Opening reception:
Saturday, March 28
4-7pm
moniquemeloche is pleased to present ALL THERE IS, an exhibition of new works by Cheryl Pope. Pope is an interdisciplinary visual artist whose intimate studio practice centers on textile “paintings.” Working with needle-punched wool roving on cashmere, Pope creates richly tactile works that translate the language of painting into fiber, using material, texture, and color to explore memory, relationships, and the poetics of everyday life. For the artist’s seventh solo exhibition at the gallery, ALL THERE IS debuts a new body of landscape works that explore the spiritual and emotional resonance of the land as a site of recollection, silence, and shared human experience.

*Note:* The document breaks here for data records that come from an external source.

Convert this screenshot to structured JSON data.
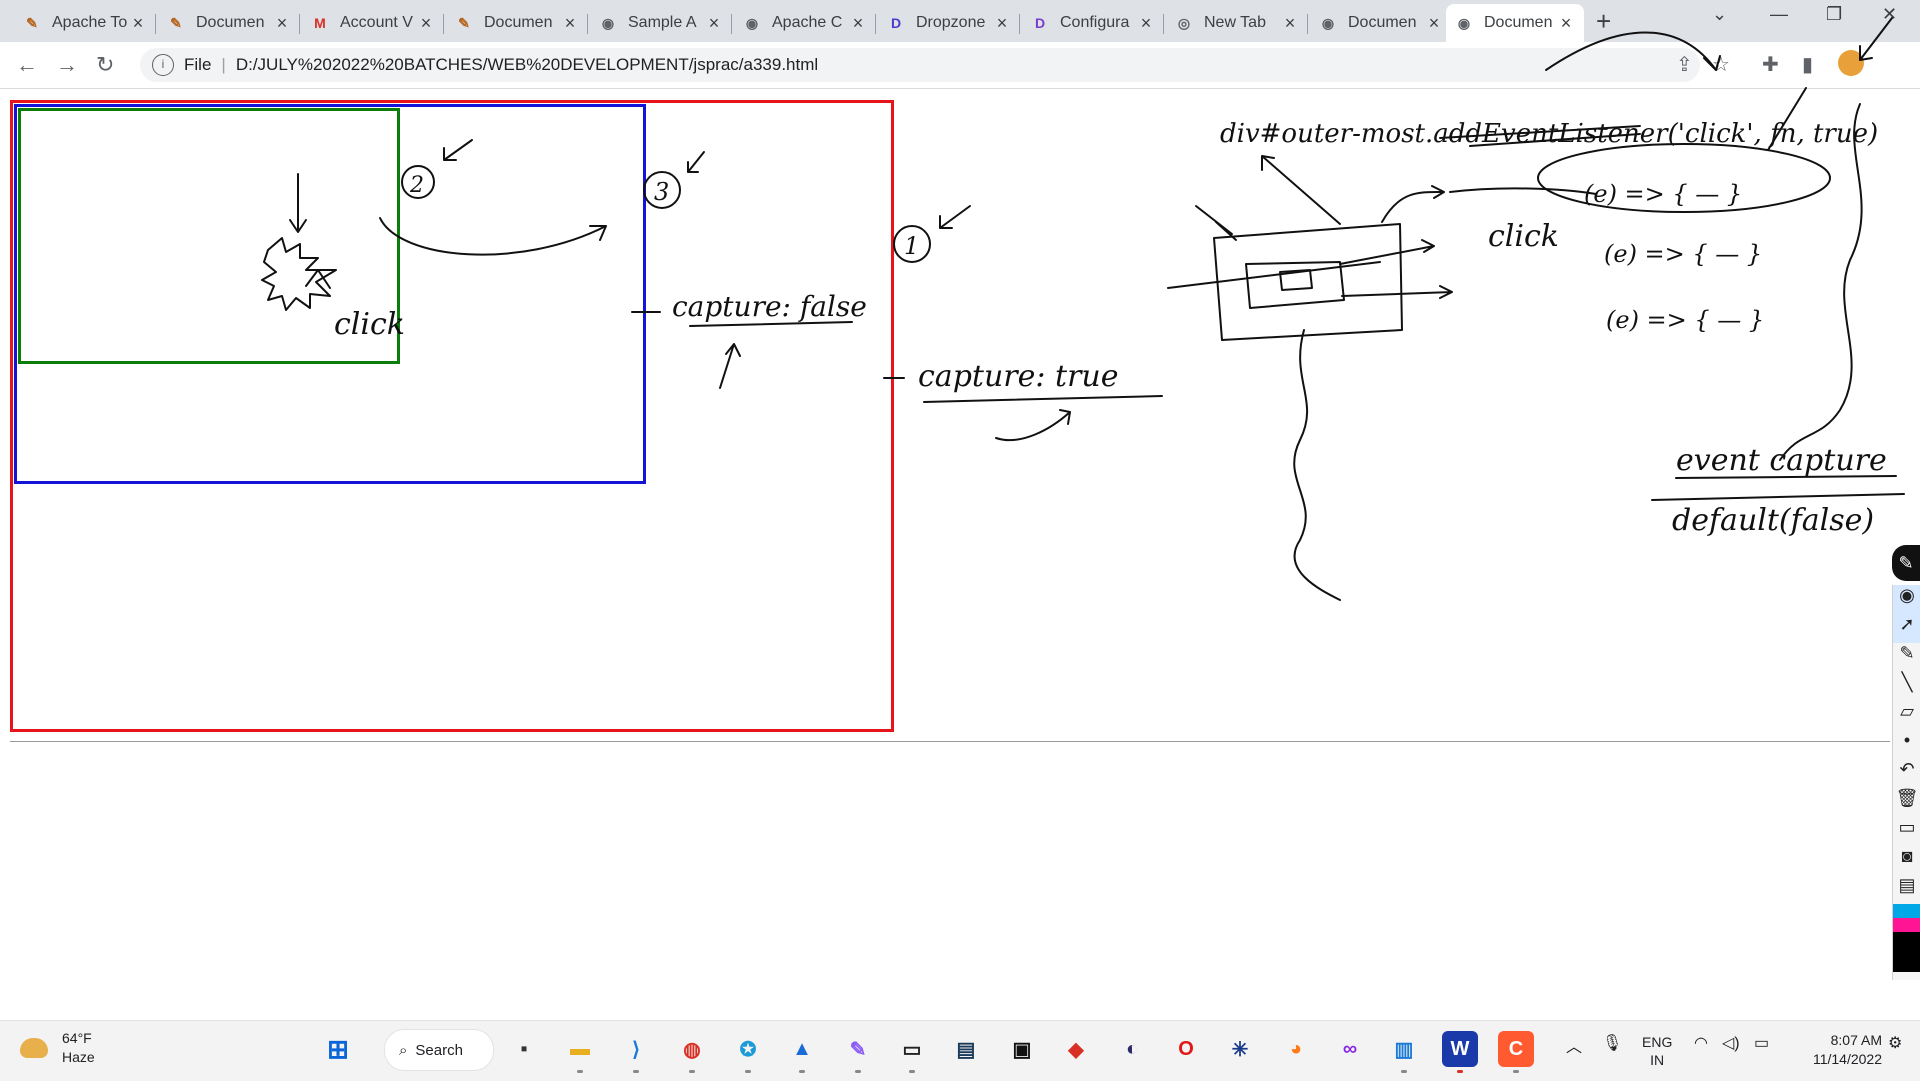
{
  "browser": {
    "tabs": [
      {
        "title": "Apache To",
        "favicon": "apache-icon"
      },
      {
        "title": "Documen",
        "favicon": "apache-icon"
      },
      {
        "title": "Account V",
        "favicon": "gmail-icon"
      },
      {
        "title": "Documen",
        "favicon": "apache-icon"
      },
      {
        "title": "Sample A",
        "favicon": "globe-icon"
      },
      {
        "title": "Apache C",
        "favicon": "globe-icon"
      },
      {
        "title": "Dropzone",
        "favicon": "dropzone-icon"
      },
      {
        "title": "Configura",
        "favicon": "dropzone-icon"
      },
      {
        "title": "New Tab",
        "favicon": "chrome-icon"
      },
      {
        "title": "Documen",
        "favicon": "globe-icon"
      },
      {
        "title": "Documen",
        "favicon": "globe-icon",
        "active": true
      }
    ],
    "address": {
      "scheme_label": "File",
      "separator": "|",
      "url": "D:/JULY%202022%20BATCHES/WEB%20DEVELOPMENT/jsprac/a339.html"
    }
  },
  "page": {
    "boxes": [
      {
        "name": "outer-most",
        "color": "#e8141c"
      },
      {
        "name": "outer",
        "color": "#1414d8"
      },
      {
        "name": "inner",
        "color": "#0a7d0a"
      }
    ]
  },
  "annotations": {
    "texts": [
      "click",
      "2",
      "3",
      "1",
      "capture: false",
      "capture: true",
      "div#outer-most.addEventListener('click', fn, true)",
      "click",
      "(e) => { — }",
      "(e) => { — }",
      "(e) => { — }",
      "event capture",
      "default(false)"
    ]
  },
  "taskbar": {
    "weather": {
      "temp": "64°F",
      "condition": "Haze"
    },
    "search_label": "Search",
    "lang_line1": "ENG",
    "lang_line2": "IN",
    "time": "8:07 AM",
    "date": "11/14/2022"
  }
}
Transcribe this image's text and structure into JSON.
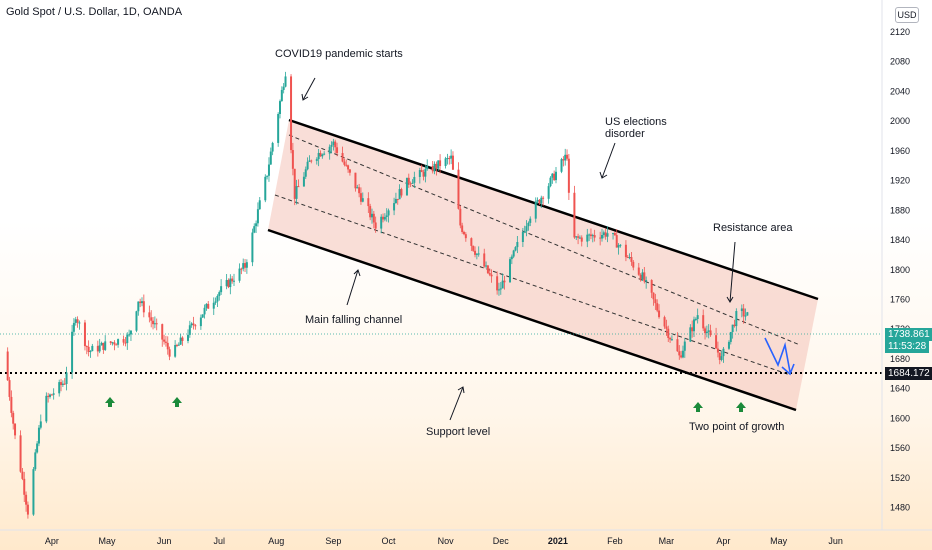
{
  "header": {
    "symbol_text": "Gold Spot / U.S. Dollar, 1D, OANDA",
    "currency": "USD"
  },
  "price": {
    "last": "1738.861",
    "countdown": "11:53:28",
    "support_value": "1684.172"
  },
  "annotations": {
    "covid": "COVID19 pandemic starts",
    "elections_1": "US elections",
    "elections_2": "disorder",
    "resistance": "Resistance area",
    "channel": "Main falling channel",
    "support": "Support level",
    "growth": "Two point of growth"
  },
  "chart_data": {
    "type": "candlestick",
    "title": "Gold Spot / U.S. Dollar, 1D, OANDA",
    "ylim": [
      1470,
      2150
    ],
    "y_ticks": [
      1480,
      1520,
      1560,
      1600,
      1640,
      1680,
      1720,
      1760,
      1800,
      1840,
      1880,
      1920,
      1960,
      2000,
      2040,
      2080,
      2120
    ],
    "x_ticks": [
      "Apr",
      "May",
      "Jun",
      "Jul",
      "Aug",
      "Sep",
      "Oct",
      "Nov",
      "Dec",
      "2021",
      "Feb",
      "Mar",
      "Apr",
      "May",
      "Jun"
    ],
    "series": [
      {
        "name": "price path",
        "points": [
          [
            "2020-03-06",
            1690
          ],
          [
            "2020-03-12",
            1575
          ],
          [
            "2020-03-19",
            1475
          ],
          [
            "2020-03-27",
            1620
          ],
          [
            "2020-04-08",
            1650
          ],
          [
            "2020-04-14",
            1740
          ],
          [
            "2020-04-21",
            1690
          ],
          [
            "2020-05-01",
            1700
          ],
          [
            "2020-05-13",
            1710
          ],
          [
            "2020-05-18",
            1760
          ],
          [
            "2020-05-28",
            1720
          ],
          [
            "2020-06-05",
            1685
          ],
          [
            "2020-06-18",
            1730
          ],
          [
            "2020-07-01",
            1770
          ],
          [
            "2020-07-15",
            1805
          ],
          [
            "2020-07-27",
            1930
          ],
          [
            "2020-08-06",
            2067
          ],
          [
            "2020-08-11",
            1900
          ],
          [
            "2020-08-20",
            1950
          ],
          [
            "2020-09-01",
            1970
          ],
          [
            "2020-09-24",
            1860
          ],
          [
            "2020-10-12",
            1920
          ],
          [
            "2020-11-04",
            1950
          ],
          [
            "2020-11-09",
            1860
          ],
          [
            "2020-11-30",
            1770
          ],
          [
            "2020-12-16",
            1870
          ],
          [
            "2021-01-06",
            1955
          ],
          [
            "2021-01-08",
            1840
          ],
          [
            "2021-01-29",
            1850
          ],
          [
            "2021-02-16",
            1790
          ],
          [
            "2021-03-08",
            1683
          ],
          [
            "2021-03-18",
            1740
          ],
          [
            "2021-03-31",
            1680
          ],
          [
            "2021-04-09",
            1745
          ],
          [
            "2021-04-14",
            1738
          ]
        ]
      }
    ],
    "channel": {
      "upper": [
        [
          "2020-08-06",
          2030
        ],
        [
          "2021-05-01",
          1790
        ]
      ],
      "lower": [
        [
          "2020-08-06",
          1880
        ],
        [
          "2021-05-01",
          1637
        ]
      ]
    },
    "support_level": 1684.172,
    "current_price": 1738.861
  }
}
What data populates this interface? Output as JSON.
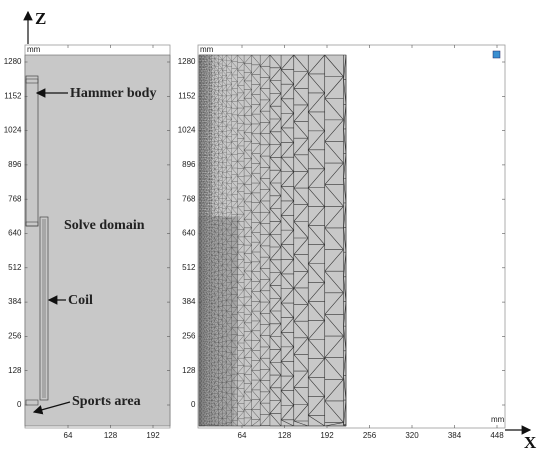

The artist began this series after a residency at the Contemporary African Museum in Marrakech, Morocco, where travels to the Atlas Mountains and desert terrain evoked an immediate sense of recognition and belonging. Upon returning home, Pope continued her journey to the Abiquiú region of New Mexico, a site that carries familial resonance for the artist, where summers were spent by her father and grandmother. Together, these experiences, while separated by geography, awakened a mystical stillness inside the body, initiating a broader connection to the universality of the landscape. While Pope’s earlier works centered the physical body as a site of identity, vulnerability, and care, from her early work with underrepresented youth, to deeply personal reflections on love and family, to her celebrations of the female body, these new landscapes suggest the body has not disappeared but expanded, shifting from the visibility of the figure toward a more esoteric understanding of how human experience is embedded within the landscape.
Drawing from modernist painting, slow cinema, and contemplative poetry, the works approach landscape as a site where emotional, geological, and psychological states converge. Art historically, Pope draws from traditions that understand landscape not as scenery but as a living presence. Like Georgia O’Keefe, Pope’s landscapes strip away narrative figures to focus instead on the inner architecture of place. The compositional clarity of Pope’s landscapes also recalls Roger Brown’s distinctive visual language, particularly his use of stacked horizons, simplified forms, and rhythmic patterning. Materially and formally, the works embrace a process of attentive listening. Shapes derived from photographic studies are reworked through memory and intuition, becoming compositions that emphasize rhythm, vibration, and the relational nature of color and texture. Unfolding in undulating strata, layers of ochre, sand, umber, and clay mix with unexpected bands of lavender, pink, sage, and deep green, suggesting both environmental time and a thoughtful color sensibility. The artist describes the process as closer to composing music than painting: each mountain functions as an instrument, its tones and tactile surfaces forming part of a larger symphony of land, light, and archeological record. Here, Pope’s wool fibers act almost as sediment deposits, a buildup only achieved by slow labor – literal time embedded in material.
The title, ALL THERE IS, refers to a personal family story; words that were carved by the artist’s grandmother inside the wedding band of her grandfather. These words are a small but profound gesture that holds both intimacy and universality, and a candid confrontation to the bare truth of it all: that beneath the layers of narrative, culture, and history, the land remains vast, silent, and enduring. Here, Pope translates the emotional concerns that have long defined her practice, from intimacy, vulnerability, caregiving, and connection into geological form, where layered terrains become metaphors for the ways love accumulates, transforms, and endures.